Finalement, elle ne mettra pas fin à ses jours en janvier 2020, ce qui fera dire à ses détracteurs que ses nombreuses apparitions médiatiques n’étaient qu’une opération de communication. Invitée sur le plateau de BFMTV en juin 2020, elle justifiait ce retard pris avec la mort: « j’attends encore la naissance d’un petit-fils ». Dans son dernier billet de blog, on apprend que ce dernier est finalement né. « J’aurais pu le faire il y a deux ans, comme prévu. Mais la naissance de mon petit-fils le jour de mon anniversaire a été comme un moment volé au destin ».
Militante au sein de l’ADMD
Jacqueline Jencquel est née en 1943 à Tien-Tsien, en Chine. Ses parents étaient russes, son père avocat, comme on l’apprend dans le portrait que lui a consacré « Libération ». Après des études à la Sorbonne, elle devient professeure de français et d’anglais. Elle épouse ensuite un homme d’affaires allemand, déménage à Caracas (capitale du Venezuela – ndlr) . « J’ai tout fait, j’ai voyagé dans le monde entier, j’ai fait trois garçons », rappelait-elle dans les colonnes du quotidien.
Cultivée et bourgeoise, elle résidait dans un appartement situé rue du Bac, dans le très huppé sixième arrondissement parisien, et aimait ponctuer ses interventions de citations littéraires. La pandémie de Covid-19 avait remis en perspective ses rapports avec ses proches.

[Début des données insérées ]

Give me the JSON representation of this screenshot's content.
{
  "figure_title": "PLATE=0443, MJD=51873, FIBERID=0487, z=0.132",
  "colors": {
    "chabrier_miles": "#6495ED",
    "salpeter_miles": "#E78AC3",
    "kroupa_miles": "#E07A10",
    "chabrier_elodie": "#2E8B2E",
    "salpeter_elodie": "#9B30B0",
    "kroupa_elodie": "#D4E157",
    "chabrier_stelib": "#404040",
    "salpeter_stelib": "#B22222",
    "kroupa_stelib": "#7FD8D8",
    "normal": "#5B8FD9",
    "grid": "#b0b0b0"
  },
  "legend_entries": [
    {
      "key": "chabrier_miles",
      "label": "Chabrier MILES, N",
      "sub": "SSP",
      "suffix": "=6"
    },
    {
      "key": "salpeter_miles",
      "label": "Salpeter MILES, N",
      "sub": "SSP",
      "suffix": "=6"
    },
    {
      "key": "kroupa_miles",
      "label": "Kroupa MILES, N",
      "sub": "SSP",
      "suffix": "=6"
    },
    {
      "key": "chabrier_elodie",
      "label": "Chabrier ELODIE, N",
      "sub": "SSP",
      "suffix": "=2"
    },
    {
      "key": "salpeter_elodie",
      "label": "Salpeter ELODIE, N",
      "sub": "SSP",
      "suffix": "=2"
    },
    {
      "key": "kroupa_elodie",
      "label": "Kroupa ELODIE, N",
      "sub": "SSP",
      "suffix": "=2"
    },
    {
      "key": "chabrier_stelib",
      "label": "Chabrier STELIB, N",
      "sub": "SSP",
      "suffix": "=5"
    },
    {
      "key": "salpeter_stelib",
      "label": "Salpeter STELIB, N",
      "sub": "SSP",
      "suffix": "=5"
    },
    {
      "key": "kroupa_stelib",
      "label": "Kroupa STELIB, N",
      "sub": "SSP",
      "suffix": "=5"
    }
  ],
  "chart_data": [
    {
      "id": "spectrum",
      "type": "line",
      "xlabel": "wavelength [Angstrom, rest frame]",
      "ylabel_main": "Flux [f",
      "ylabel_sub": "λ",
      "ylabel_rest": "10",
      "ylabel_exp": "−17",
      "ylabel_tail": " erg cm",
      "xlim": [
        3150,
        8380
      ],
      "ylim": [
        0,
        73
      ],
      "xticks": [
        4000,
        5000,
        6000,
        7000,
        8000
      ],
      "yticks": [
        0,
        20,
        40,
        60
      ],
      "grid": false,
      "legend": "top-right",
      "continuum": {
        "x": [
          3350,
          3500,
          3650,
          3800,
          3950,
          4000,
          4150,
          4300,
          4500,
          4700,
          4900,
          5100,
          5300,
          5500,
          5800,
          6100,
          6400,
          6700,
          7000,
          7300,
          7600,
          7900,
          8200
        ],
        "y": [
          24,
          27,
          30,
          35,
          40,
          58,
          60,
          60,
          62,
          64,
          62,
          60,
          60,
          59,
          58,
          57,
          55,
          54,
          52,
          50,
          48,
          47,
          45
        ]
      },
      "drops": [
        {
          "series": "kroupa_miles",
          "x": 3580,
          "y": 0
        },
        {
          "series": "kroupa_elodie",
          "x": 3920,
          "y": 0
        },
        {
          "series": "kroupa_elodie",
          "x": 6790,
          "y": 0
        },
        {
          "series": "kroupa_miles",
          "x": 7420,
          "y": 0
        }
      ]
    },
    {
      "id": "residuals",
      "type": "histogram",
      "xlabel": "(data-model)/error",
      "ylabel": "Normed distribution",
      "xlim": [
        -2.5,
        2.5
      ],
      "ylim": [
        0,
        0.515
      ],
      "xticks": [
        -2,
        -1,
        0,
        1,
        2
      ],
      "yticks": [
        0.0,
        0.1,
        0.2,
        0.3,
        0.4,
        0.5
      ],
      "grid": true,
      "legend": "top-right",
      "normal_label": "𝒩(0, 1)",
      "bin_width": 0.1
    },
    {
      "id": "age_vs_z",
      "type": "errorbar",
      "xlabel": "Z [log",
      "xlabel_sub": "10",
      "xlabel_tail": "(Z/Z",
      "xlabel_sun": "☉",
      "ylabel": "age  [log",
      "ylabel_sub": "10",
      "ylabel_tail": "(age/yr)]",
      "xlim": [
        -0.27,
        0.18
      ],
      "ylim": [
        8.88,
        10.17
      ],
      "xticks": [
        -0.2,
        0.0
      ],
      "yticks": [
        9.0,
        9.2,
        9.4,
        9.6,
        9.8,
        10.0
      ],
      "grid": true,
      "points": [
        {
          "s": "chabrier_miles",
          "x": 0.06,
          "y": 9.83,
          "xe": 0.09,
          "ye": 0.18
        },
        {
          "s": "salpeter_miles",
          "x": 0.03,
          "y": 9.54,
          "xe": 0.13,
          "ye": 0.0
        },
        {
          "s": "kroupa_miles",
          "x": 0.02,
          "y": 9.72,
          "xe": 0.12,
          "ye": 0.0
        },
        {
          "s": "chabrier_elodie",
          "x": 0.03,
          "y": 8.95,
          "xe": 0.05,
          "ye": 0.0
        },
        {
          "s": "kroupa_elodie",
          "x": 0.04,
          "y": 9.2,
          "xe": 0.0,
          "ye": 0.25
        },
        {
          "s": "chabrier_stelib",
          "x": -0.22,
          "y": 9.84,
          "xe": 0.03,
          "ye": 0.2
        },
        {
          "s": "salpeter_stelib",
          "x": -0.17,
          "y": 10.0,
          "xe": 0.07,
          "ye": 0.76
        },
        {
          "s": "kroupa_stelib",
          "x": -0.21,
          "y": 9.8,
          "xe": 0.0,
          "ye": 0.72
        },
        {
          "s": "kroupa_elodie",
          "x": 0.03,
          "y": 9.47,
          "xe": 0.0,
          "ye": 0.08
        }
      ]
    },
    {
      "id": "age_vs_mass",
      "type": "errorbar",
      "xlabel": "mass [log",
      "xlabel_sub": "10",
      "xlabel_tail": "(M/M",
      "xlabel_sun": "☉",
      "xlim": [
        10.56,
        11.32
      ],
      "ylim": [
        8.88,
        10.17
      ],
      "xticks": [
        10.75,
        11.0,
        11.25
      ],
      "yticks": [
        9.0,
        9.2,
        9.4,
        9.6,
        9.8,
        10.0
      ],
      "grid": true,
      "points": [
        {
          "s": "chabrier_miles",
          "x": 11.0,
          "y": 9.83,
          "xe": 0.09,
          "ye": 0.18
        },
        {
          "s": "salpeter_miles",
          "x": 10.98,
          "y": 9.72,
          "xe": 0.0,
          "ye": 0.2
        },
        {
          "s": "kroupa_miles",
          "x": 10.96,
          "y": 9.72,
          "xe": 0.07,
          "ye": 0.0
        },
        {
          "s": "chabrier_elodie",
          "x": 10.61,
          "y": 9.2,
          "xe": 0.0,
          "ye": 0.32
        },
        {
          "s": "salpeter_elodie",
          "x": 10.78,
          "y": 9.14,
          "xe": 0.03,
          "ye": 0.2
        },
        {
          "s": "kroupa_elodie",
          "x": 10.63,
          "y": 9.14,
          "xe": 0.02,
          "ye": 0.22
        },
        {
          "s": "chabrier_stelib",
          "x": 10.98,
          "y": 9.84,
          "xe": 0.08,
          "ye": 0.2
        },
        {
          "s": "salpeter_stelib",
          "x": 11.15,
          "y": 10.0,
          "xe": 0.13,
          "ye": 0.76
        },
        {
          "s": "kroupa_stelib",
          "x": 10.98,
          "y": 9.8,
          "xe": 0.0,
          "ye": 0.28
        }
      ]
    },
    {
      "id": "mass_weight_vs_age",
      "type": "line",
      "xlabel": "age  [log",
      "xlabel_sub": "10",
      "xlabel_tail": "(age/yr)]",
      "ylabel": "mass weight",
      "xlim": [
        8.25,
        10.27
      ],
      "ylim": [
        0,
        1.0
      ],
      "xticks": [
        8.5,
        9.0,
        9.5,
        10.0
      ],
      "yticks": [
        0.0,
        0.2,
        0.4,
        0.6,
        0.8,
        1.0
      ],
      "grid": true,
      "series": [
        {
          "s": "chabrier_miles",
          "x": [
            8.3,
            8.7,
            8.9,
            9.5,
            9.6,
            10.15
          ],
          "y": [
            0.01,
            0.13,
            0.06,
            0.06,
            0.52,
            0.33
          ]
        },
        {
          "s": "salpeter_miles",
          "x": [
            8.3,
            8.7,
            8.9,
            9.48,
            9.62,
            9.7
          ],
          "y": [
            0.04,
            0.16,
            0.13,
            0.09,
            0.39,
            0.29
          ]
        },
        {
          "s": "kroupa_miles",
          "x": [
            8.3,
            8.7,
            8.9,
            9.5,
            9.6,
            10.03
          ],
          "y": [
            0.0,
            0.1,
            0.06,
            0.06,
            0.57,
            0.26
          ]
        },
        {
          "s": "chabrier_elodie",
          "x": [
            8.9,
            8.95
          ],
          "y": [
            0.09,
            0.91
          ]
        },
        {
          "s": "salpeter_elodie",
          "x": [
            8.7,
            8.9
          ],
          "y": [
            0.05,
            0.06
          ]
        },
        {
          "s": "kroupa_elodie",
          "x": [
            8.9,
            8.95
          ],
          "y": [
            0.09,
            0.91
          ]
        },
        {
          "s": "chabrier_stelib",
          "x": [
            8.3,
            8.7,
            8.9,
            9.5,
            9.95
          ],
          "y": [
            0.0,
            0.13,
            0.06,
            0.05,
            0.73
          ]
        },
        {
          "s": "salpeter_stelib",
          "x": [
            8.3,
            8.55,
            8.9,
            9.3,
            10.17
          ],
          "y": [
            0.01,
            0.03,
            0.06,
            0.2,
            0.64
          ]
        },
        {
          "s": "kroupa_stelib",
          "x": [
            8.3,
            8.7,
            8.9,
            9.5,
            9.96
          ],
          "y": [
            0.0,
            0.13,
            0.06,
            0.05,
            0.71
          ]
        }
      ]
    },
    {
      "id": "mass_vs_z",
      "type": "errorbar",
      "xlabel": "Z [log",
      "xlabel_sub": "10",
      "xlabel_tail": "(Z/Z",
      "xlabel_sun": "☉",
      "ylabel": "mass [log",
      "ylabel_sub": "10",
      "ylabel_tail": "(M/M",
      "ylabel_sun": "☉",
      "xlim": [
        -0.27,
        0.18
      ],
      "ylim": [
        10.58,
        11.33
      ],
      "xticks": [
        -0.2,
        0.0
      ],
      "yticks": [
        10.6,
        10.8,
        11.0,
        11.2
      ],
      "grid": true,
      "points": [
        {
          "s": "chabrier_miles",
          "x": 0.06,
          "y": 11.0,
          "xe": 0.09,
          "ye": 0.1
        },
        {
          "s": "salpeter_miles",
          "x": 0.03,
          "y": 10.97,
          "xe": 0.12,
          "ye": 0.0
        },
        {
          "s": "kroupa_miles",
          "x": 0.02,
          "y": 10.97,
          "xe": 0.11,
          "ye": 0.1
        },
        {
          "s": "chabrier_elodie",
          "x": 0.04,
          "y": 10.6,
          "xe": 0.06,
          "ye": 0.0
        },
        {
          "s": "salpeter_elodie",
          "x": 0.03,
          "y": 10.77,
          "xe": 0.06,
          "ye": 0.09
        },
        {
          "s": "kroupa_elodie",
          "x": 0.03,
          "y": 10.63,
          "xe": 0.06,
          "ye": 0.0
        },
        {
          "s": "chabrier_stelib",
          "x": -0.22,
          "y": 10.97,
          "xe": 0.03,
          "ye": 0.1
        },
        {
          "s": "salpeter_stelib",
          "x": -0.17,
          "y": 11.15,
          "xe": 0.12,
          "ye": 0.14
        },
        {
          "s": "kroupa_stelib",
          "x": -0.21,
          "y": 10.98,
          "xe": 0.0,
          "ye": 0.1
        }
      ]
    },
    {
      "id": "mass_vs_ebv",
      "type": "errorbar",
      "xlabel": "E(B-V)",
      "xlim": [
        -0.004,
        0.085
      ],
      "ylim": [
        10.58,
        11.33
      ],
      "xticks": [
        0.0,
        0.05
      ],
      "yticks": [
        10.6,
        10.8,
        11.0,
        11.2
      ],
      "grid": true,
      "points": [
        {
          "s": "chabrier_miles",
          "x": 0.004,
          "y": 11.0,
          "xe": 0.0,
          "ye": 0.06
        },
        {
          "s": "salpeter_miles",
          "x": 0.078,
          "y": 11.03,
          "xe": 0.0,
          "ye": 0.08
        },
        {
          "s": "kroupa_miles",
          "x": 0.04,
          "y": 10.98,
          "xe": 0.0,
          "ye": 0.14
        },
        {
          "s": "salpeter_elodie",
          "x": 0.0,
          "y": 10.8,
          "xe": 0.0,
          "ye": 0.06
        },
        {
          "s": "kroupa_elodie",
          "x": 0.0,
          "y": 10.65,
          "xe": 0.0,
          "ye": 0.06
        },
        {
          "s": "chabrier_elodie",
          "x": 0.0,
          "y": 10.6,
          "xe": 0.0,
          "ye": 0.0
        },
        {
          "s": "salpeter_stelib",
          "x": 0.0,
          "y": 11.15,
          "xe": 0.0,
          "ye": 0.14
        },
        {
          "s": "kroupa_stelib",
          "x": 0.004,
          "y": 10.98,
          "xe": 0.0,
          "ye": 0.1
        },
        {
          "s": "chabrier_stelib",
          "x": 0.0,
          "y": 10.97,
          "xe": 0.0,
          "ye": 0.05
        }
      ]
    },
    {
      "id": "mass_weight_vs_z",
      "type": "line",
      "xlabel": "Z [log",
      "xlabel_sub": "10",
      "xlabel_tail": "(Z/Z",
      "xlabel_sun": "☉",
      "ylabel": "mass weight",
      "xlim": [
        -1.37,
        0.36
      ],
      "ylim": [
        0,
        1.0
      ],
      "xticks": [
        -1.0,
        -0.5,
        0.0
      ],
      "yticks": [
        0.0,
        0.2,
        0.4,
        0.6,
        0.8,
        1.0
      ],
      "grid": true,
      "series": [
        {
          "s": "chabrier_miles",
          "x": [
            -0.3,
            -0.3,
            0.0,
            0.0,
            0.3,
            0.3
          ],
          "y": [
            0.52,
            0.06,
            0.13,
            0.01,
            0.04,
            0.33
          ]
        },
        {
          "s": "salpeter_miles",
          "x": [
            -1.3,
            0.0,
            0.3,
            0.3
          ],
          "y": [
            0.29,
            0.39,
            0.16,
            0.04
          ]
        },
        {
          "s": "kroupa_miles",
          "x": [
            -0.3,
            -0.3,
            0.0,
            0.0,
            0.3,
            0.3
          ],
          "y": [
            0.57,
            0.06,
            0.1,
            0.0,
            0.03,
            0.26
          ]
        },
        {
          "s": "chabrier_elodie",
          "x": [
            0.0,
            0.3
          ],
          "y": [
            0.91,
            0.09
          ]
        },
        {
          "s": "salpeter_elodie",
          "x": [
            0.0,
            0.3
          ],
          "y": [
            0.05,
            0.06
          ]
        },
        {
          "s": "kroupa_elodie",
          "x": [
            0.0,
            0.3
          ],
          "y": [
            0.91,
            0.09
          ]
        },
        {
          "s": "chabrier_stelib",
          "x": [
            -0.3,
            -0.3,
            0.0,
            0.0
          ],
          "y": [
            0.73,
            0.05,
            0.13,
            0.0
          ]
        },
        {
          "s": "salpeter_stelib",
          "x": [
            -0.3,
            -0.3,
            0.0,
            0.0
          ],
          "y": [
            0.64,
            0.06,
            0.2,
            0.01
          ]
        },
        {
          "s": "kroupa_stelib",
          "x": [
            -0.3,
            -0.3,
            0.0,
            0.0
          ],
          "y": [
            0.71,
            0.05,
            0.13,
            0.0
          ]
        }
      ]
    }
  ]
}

« Nous n’avons pas une vie de famille très proche. Aujourd’hui, dans le monde actuel, les gens habitent où ils peuvent pour gagner leur vie. Après le Covid, qu’est-ce que ça change que je sois là ou pas? », s’était-elle interrogée sur le plateau de BFMTV. Plus récemment, elle s’était penchée sur la guerre en Ukraine sur son blog. « Je n‘ai plus envie de parler de moi car que valent les atermoiements d‘une vieille bourge privilégiée par rapport aux femmes et aux enfants obligés de fuir leur pays? La mort est là, elle est palpable », disait-elle. Finalement, Jacqueline Jencquel aura mis fin à ses jours sans avoir vu la cause pour laquelle elle a longtemps milité au sein de l’Association pour le droit de mourir dans la dignité (ADMD) devenir légale en France.
Actuellement, dans l’Hexagone, c’est la loi Claeys-Léonetti de 2016 qui encadre la fin de vie des personnes gravement malades, autorisant notamment le droit à la sédation profonde et continue jusqu’au décès lorsque le pronostic vital est engagé à court terme. En avril dernier, une loi ouvrant un droit à une « assistance médicalisée active à mourir » avait bien été discutée à l’Assemblée nationale, mais n’avait pas pu être votée du fait de l’obstruction parlementaire provoquée par cinq députés Les Républicains (droite), qui avaient déposé 2300 amendements.
Emmanuel Macron, lors de la présentation de son programme le 17 mars, s’était dit favorable à une « convention citoyenne » pour trancher le débat sur la fin de vie. Et comme l’a révélé la radio « Europe 1 », lors de son déplacement à Fouras (Charente-Maritime) le 31 mars, le président-candidat s’est dit personnellement « favorable à ce que l’on évolue vers le modèle belge », caractérisé par la dépénalisation de l’euthanasie. À la différence du suicide assisté, où la personne qui souhaite mourir déclenche sa mort, c’est le médecin qui a la charge de mettre fin aux jours du patient lors d’une euthanasie.
À « Libération », en 2020, Jacqueline Jencquel rappelait: « je n’ai aucune envie de crever! Au même titre qu’une femme qui avorte ne le fait jamais de gaieté de cœur. Je voudrais qu’un choix existe ».